The Art of Productive Simplification¶
Developing a useful model requires discerning which details can be omitted and which must be included to answer specific scientific questions. Too much abstraction can generate non-informative models, while insufficient abstraction hinders analysis.
There is an “art” to selective idealization. According to Rob Phillips, incorporating simplifications that preserve core behaviors and mechanisms, reducing ancillary details, can inspire new perspectives. Phillips distinguishes between errors of idealization, by omitting non-essential factors, and objective errors, by mis-characterizing the phenomenon. The former may be acceptable if they do not affect the model’s functions; the latter are less permissible.
The test of simplifications lies in whether they support models’ understanding and predictive capacity more than strict similarity to reality. There is no precise methodology to determine which simplifications are acceptable and which are not, as this judgment depends on the modeler’s experience and intuition.
Models as Epistemic Tools¶
Due to their simplified and abstract nature, scientific models serve as epistemic tools rather than definitive representations of reality. It is better to understand them as operational frameworks that drive scientific inquiry.
By condensing complexity, models configure empirical research and point to novel scientific lines of work. Their value lies more in stimulating novel scientific questions than in definitively closing projects. In this sense, they catalyze iterative refinement of knowledge over time.

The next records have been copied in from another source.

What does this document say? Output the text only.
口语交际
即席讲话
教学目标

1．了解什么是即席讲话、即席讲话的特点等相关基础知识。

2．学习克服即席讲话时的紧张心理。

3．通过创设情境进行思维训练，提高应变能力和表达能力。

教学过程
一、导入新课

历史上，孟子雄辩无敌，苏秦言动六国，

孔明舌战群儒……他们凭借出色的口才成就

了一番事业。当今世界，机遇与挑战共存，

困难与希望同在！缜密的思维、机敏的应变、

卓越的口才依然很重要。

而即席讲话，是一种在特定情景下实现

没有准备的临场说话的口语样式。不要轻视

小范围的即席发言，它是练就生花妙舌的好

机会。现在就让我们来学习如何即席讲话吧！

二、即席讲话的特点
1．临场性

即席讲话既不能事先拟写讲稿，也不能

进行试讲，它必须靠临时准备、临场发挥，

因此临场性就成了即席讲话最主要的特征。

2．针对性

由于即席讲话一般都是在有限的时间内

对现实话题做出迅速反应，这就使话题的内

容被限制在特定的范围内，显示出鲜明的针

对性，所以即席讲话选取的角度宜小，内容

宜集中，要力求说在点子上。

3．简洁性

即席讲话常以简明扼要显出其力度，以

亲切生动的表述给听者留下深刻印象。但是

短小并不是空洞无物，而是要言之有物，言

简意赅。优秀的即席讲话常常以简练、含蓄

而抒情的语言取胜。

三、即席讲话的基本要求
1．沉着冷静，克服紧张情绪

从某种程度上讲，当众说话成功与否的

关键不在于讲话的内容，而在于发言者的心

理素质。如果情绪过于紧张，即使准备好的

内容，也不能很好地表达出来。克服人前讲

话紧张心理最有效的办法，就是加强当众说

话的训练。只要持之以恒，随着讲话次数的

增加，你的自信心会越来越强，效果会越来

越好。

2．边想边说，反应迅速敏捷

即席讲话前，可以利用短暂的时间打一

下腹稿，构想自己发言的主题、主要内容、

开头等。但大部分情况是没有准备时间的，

In the context of mathematical models, these can be explanatory or predictive. The former formalize causal relationships, representing and testing dynamics to deepen understanding through predictions that can be experimentally tested. The latter focus on providing accurate forecasts by integrating patterns and trends.
Both types of models advance knowledge in different yet complementary ways. Explanatory models provide mechanistic perspectives. When their predictions are substantiated with experimental outcomes, they help consolidate theoretical frameworks. Predictive models provide reliable forecasts. Together, these approaches advance understanding through hypotheses, theoretical synthesis, questions and evidence-based decisions.
Discussion¶
This chapter has examined the foundations and roles of scientific modeling. In summary, developing models requires expertise in creating productive simplifications that preserve explanatory or predictive functionality. This implies a balance between art and science: data substantiate but abstraction remains an interpretive process.
Looking ahead, modeling will become even more important as technologies reveal greater details of systems. Progress will depend on interaction between simplification, experimentation and iterative theoretical refinement.
Models ensure that scientific inquiry remains an empirical, mentally open process. By establishing provisional understandings, they invite dialogue and extension of theories in the face of emergent realities. This sustains the central role of modeling in science.
While natural mysteries surpass human comprehension, modeling guarantees perpetual advancement through abstraction levels. Gradually revealing the intricate designs of nature, it propels both discovery and a deeper understanding of natural complexity across diverse spatiotemporal scales.
- Rosenblueth, A., & Wiener, N. (1945). The Role of Models in Science. Philosophy of Science, 12(4), 316–321.
- Borges, J. L. (1982). El hacedor (16th ed.). Emecé Editores SA.
- Box, E. P. (1976). Science and statistics. Journal of the American Statistical Association, 71(356), 791–799.